Third session
Now that I found one of my pin vices I could proceed with the rear armour plate. Or punching holes through it, as the remaining pieces for this stage required locating holes for their pins.
Rather excitingly 66,666...% of the freshly drilled holes were left to wait for a bright future. As long as the instructions were up to date, I was expecting zero problems with these.
An effect test, again
Next I cleaned up the lower glacis plate for installation. Based on the recommendations of a couple of colleagues, I had listened to some episodes of Uncle Night Shift in 'tube and while that guy was taking his processes to a few levels further, some of his ideas sounded plausible for me to try even if I wasn't going to try all of his ideas. One neat little thing I saw in one of the first clips I saw: making/improving the flame cut markings in the armour plate edges in the jigsaw-puzzle -like joints using a hobby knife (and then toning it down a bit with a quick and simple dash of liquid cement).
Just to be kind of safe, I started with one section only.
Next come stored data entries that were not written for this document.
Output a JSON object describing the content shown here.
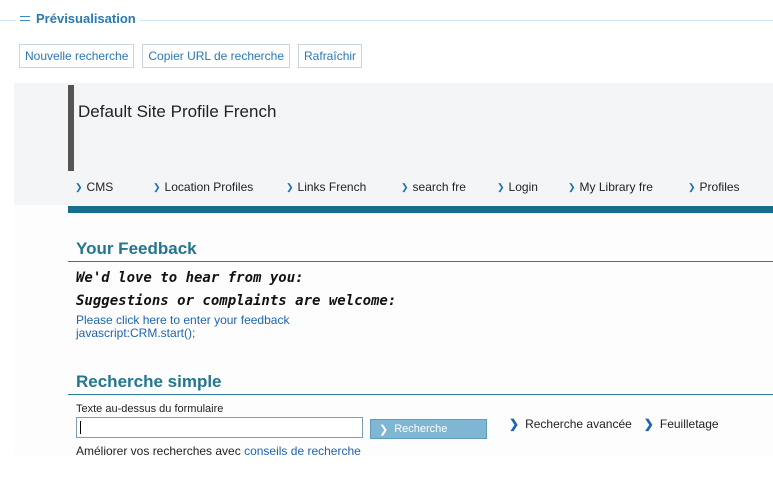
{
  "preview": {
    "title": "Prévisualisation",
    "buttons": [
      "Nouvelle recherche",
      "Copier URL de recherche",
      "Rafraîchir"
    ]
  },
  "site": {
    "title": "Default Site Profile French",
    "nav": [
      {
        "label": "CMS",
        "x": 0
      },
      {
        "label": "Location Profiles",
        "x": 0
      },
      {
        "label": "Links French",
        "x": 0
      },
      {
        "label": "search fre",
        "x": 0
      },
      {
        "label": "Login",
        "x": 0
      },
      {
        "label": "My Library fre",
        "x": 0
      },
      {
        "label": "Profiles",
        "x": 0
      }
    ]
  },
  "feedback": {
    "heading": "Your Feedback",
    "line1": "We'd love to hear from you:",
    "line2": "Suggestions or complaints are welcome:",
    "link": "Please click here to enter your feedback",
    "js": "javascript:CRM.start();"
  },
  "simple_search": {
    "heading": "Recherche simple",
    "label": "Texte au-dessus du formulaire",
    "input_value": "",
    "button": "Recherche",
    "improve_prefix": "Améliorer vos recherches avec",
    "improve_link": "conseils de recherche",
    "advanced": "Recherche avancée",
    "browse": "Feuilletage"
  },
  "colors": {
    "accent": "#237590",
    "nav_band": "#166f8f",
    "link": "#1d64b5",
    "button": "#7fb6d3"
  }
}
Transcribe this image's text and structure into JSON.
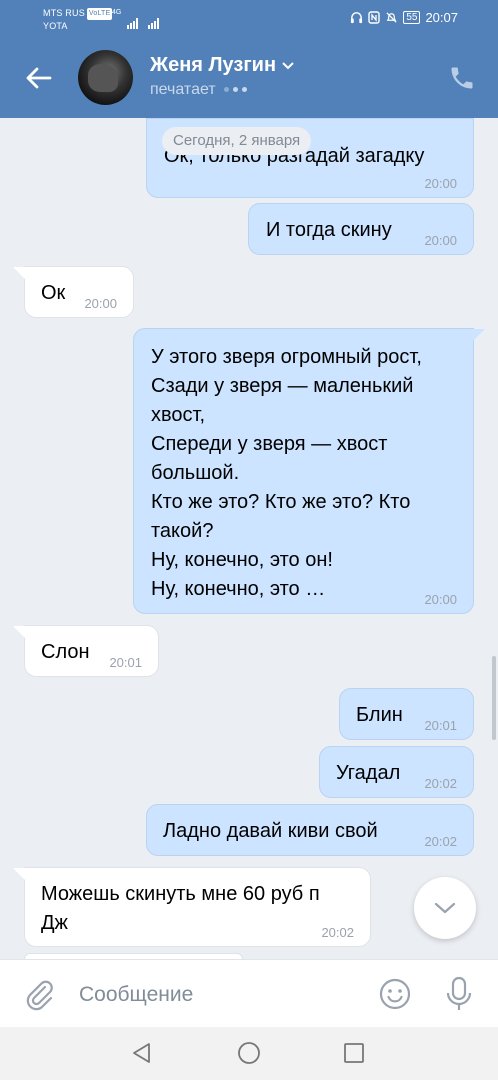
{
  "status_bar": {
    "carrier1": "MTS RUS",
    "volte": "VoLTE",
    "carrier2": "YOTA",
    "network": "4G",
    "battery": "55",
    "time": "20:07"
  },
  "header": {
    "name": "Женя Лузгин",
    "status": "печатает"
  },
  "date_separator": "Сегодня, 2 января",
  "messages": [
    {
      "dir": "out",
      "text": "Ок, только разгадай загадку",
      "time": "20:00"
    },
    {
      "dir": "out",
      "text": "И тогда скину",
      "time": "20:00"
    },
    {
      "dir": "in",
      "text": "Ок",
      "time": "20:00"
    },
    {
      "dir": "out",
      "lines": [
        "У этого зверя огромный рост,",
        "Сзади у зверя — маленький",
        "хвост,",
        "Спереди у зверя — хвост",
        "большой.",
        "Кто же это? Кто же это? Кто",
        "такой?",
        "Ну, конечно, это он!",
        "Ну, конечно, это …"
      ],
      "time": "20:00"
    },
    {
      "dir": "in",
      "text": "Слон",
      "time": "20:01"
    },
    {
      "dir": "out",
      "text": "Блин",
      "time": "20:01"
    },
    {
      "dir": "out",
      "text": "Угадал",
      "time": "20:02"
    },
    {
      "dir": "out",
      "text": "Ладно давай киви свой",
      "time": "20:02"
    },
    {
      "dir": "in",
      "lines": [
        "Можешь скинуть мне 60 руб п",
        "Дж"
      ],
      "time": "20:02"
    }
  ],
  "composer": {
    "placeholder": "Сообщение"
  },
  "colors": {
    "header_bg": "#5181b8",
    "out_bubble": "#cce4ff",
    "in_bubble": "#ffffff",
    "chat_bg": "#ebeef2"
  }
}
The result looked neat, and it didn't take much time at all. At this point I didn't play with the liquid cement and postponed it to a later timeslot.
At least based on this test on the lower glacis plate the results were nice-looking and a pretty hassle-free thing to do. How that affected the full model itself remained to be seen.
Lower hull work
Now I glued the front- and rear armour plates into the bottom hull. A good amount of the suspension setup got also installed, the road wheel spring housings were still waiting for their turns.
What in the Empire had been done next to this model, as the bottom of the model was that splashed?